Hakurei, sometimes called salad turnips, are small Japanese turnips. They are very mild and a bit fruity tasting. More like delicious radishes than turnips. They are also in this week's share. Eat the greens and the roots raw in salad or lightly cooked (check out the hakurei board for a few recipe ideas).

Along with the hakurei, members will receive: Kale, Braising Mix, Kohlrabi, Head Lettuce, Spring Onions, Beets or Carrots, and Parsley or Sorrel. 

We are finally starting to relax a little this season. Weather is settling into "normal" after the challenging (to put it mildly) spring and things are moving forward. The rain keeps chasing us out of the fields, making the soil too wet to plant into, so we still have a few odds and ends to make their way into the ground. 

Scott finally decided today to plant the watermelon starts in the hoophouse, where we just harvested (and will be harvesting tomorrow) the early kohlrabi. Mostly that leaves the gourds to go in somewhere, and I'm pretty sure that I am the only person who will feel true sadness if we don't get a good gourd harvest this year ;)

Things are looking good. There's watermelon growing in that
hoophouse over yonder.
There is more kohlrabi coming this week, and my guess is that more than a few of you still have your kohlrabi from last week - and are wondering what to do with them. Tender spring kohlrabi make a wonderful salad, and pair well with sour sorrel (another item many members ask about).
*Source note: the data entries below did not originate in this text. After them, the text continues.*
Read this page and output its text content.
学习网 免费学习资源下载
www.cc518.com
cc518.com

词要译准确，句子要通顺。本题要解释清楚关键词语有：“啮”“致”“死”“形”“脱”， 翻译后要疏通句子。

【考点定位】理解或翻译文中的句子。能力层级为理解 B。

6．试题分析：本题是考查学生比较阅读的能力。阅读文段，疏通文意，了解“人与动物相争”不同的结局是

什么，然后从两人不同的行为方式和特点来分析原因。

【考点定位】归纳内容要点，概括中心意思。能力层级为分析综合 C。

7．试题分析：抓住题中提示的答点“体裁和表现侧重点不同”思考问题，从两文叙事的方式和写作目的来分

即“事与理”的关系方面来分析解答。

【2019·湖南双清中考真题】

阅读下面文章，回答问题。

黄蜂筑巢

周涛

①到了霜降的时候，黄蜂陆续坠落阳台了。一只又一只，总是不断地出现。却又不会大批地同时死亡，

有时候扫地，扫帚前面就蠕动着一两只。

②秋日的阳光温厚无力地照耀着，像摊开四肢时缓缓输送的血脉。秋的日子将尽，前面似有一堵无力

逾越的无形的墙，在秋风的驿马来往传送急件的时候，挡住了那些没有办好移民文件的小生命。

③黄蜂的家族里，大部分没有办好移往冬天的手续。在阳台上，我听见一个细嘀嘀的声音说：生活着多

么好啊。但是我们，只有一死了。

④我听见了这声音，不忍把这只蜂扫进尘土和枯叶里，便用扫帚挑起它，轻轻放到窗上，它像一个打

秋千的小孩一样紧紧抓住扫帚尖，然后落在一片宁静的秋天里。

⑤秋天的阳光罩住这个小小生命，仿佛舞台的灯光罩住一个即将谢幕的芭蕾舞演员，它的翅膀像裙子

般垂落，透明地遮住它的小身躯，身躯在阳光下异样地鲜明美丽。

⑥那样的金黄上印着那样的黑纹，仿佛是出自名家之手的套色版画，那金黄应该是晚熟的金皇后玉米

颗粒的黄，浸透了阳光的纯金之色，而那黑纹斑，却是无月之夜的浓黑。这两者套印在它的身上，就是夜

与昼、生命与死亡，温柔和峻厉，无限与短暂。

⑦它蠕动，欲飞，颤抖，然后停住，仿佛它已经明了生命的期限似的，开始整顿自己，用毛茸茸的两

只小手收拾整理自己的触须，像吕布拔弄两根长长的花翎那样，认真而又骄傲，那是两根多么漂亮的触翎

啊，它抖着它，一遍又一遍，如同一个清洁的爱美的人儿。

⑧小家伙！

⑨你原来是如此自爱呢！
Which is why I came up with this recipe.

Kohlrabi Salad

 The hakurei would be a lovely addition to this salad as well, and you can use parsley instead of sorrel for a different flavor.
  • 2 small to medium kohlrabi, peeled and sliced thinly
  • 5-6 kohlrabi leaves (go for the small, tender ones) sliced into narrow ribbons
  • 10 - 12 sorrel leaves, sliced into narrow ribbons
  • 1 apple, sliced thinly
  • 2 Tablespoons olive oil
  • 1 Tablespoon apple cider vinegar
  • 1/2 teaspoon honey
  • salt and pepper to taste

Chop the kohlrabi and apple slices into bite sized pieces. Combine the kohlrabi, greens, and apple in a bowl that is large enough to toss the ingredients. 

Whisk together the olive oil, vinegar, and honey. Add salt and pepper to taste to the dressing. Drizzle the dressing over the salad or serve it on the side.